Now this is the New Brunswick Telegraph-Journal, not the Times, but the distortion is still sickening. Particularly sickening to me, because the only reason I’m aware of the distortion is because I have training in the issue at hand; since I don’t have training in 99% of the issues that come up in the media, the 1% of stories where I can identify the distortion serves as a marker for the other 99%.
So I go about trying to distill the truth from the facts by evaluating for credibility, and there is a friction zone effect here. Organizations or people who broadcast their agenda too quietly are not heard, and those that jump up and down and scream and shout are probably incapable of producing rational conclusions, as their agendas assume an unassailable stature–the hallmark of dogmatism. The paradigmatic example of this is PETA, so even if they’re correct–and the boy who cried wolf was eaten by a wolf–I can’t credit their arguments. What about Al Gore? The movie takes pains to convince us that climate change is *really* his passion, that one of his old professors sparked his interest decades ago. But then what’s up with the segment on his son, who almost died in a car crash, and all the shit about the oh so wonderful farm where he grew up? I went into the film with the assumption that Al Gore was done with politics, because he said he was done with politics, and I found myself wondering what on earth was going on with these interludes. If they wanted to break up the slide show, they could have found ways to do it that don’t pedestalize Mr. Gore. Now all I hear about is Gore 2008. And in retrospect, the film feels more and more like campaign speech. Blech.

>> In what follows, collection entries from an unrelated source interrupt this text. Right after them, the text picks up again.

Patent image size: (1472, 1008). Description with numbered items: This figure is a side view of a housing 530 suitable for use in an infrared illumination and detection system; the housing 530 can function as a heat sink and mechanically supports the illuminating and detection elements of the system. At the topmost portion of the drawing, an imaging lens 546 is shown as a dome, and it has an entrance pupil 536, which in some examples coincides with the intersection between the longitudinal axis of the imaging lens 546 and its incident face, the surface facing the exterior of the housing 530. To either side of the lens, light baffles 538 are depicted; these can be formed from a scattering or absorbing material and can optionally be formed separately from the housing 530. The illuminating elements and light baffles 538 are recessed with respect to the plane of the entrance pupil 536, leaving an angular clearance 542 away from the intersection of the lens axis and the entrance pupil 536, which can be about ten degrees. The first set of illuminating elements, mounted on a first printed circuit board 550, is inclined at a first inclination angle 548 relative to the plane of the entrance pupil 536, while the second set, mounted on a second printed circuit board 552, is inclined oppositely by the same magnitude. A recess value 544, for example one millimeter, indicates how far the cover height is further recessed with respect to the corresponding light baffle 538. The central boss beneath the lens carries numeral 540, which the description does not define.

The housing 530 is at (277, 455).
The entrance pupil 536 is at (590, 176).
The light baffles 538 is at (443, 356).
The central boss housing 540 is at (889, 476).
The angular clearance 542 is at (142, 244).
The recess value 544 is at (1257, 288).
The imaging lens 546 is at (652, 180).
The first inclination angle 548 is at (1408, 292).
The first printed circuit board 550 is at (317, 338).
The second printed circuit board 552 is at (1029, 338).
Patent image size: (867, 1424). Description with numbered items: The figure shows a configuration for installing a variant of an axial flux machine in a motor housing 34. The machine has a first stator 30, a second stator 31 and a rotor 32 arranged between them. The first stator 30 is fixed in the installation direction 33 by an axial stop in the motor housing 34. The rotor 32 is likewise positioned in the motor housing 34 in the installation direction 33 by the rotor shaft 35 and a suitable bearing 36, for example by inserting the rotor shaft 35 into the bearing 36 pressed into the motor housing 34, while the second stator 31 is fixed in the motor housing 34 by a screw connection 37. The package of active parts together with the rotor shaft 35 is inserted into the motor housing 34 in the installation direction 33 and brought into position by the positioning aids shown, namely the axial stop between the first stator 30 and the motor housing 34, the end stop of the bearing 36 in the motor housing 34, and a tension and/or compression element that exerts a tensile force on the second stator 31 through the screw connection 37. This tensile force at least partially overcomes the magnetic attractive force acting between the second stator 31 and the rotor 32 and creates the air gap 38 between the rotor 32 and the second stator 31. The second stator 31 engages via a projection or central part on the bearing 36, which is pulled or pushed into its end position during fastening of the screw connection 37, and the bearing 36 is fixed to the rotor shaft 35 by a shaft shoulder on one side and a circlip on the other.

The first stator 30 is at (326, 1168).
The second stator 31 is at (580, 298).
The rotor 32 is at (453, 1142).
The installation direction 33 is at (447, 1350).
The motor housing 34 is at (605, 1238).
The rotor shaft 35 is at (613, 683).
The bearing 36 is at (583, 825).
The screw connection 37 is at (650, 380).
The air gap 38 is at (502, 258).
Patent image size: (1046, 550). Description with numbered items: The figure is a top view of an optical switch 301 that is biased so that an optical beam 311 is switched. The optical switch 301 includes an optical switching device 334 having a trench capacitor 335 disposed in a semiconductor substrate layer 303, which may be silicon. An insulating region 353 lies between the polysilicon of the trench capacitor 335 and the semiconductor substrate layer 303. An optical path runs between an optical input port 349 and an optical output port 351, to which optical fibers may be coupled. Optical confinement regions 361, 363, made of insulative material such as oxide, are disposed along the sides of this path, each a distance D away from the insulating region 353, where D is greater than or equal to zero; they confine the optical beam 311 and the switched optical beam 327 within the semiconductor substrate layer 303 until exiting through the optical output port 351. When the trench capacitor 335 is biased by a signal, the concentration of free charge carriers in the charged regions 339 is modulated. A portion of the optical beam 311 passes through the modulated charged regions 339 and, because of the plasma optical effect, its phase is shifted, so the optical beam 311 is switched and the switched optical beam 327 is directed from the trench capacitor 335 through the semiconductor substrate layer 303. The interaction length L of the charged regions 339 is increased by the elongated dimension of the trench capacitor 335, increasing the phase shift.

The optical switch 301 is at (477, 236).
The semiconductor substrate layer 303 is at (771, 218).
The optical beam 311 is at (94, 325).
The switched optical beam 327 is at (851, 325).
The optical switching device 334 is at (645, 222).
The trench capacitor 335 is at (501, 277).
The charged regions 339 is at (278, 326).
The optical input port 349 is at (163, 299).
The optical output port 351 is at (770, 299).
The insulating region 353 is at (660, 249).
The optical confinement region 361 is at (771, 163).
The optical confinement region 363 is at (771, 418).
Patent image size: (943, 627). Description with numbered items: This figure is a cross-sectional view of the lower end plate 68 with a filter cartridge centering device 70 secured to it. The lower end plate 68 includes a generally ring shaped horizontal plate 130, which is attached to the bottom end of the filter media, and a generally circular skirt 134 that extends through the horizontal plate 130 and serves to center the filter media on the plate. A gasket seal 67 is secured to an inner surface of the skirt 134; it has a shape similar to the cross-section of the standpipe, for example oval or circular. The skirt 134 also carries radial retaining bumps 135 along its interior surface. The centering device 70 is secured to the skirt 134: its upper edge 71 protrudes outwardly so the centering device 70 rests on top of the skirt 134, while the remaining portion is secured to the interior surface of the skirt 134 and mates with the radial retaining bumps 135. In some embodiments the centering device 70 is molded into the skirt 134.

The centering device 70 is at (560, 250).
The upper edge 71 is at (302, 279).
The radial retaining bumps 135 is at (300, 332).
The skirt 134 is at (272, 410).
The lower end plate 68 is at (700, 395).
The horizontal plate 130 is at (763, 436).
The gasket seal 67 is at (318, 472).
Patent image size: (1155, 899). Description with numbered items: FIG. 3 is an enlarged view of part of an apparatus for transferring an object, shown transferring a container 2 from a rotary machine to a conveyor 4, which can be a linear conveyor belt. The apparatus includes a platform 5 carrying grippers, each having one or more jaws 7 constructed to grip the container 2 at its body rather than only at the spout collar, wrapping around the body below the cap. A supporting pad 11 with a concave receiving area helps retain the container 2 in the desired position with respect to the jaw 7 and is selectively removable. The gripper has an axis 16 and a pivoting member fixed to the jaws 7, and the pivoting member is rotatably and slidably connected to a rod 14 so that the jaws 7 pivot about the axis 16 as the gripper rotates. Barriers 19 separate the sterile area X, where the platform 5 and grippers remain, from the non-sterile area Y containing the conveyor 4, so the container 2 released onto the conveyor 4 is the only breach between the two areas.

So everyone has an agenda, and the problem is compounded by americans consuming entirely american media, liberals consuming liberal media, religious zealots consuming religious zealot media. Not too surprising that we’re becoming more polarized.
So, I ask again, what is the lay observer to make of this? I try to expose myself to competing viewpoints. KCRW’s Left, Right & Center is a show that at least makes an attempt at this, I would be interested if any of you know of other media that adopts a point-counterpoint format. Otherwise, read the San Francisco Examiner AND The Washington Times (you can cheat by isolating their Op-Ed pages), have a look at some international news outlets, surf the enemy.
This strategy at least makes me feel less like a victim, but the bottom line is that unless you saw it yourself, you can never really know. I can investigate the source data for one domain (medicine), because that’s my job, but for everything else I’m at the mercy of the media and the choir-preaching maze of factgendas that more often than not leave me concluding that the truth is not inconvenient, it’s unobtainable.
*Fuhrer M. Blood 2005 Sep 15;106(6):2102-4.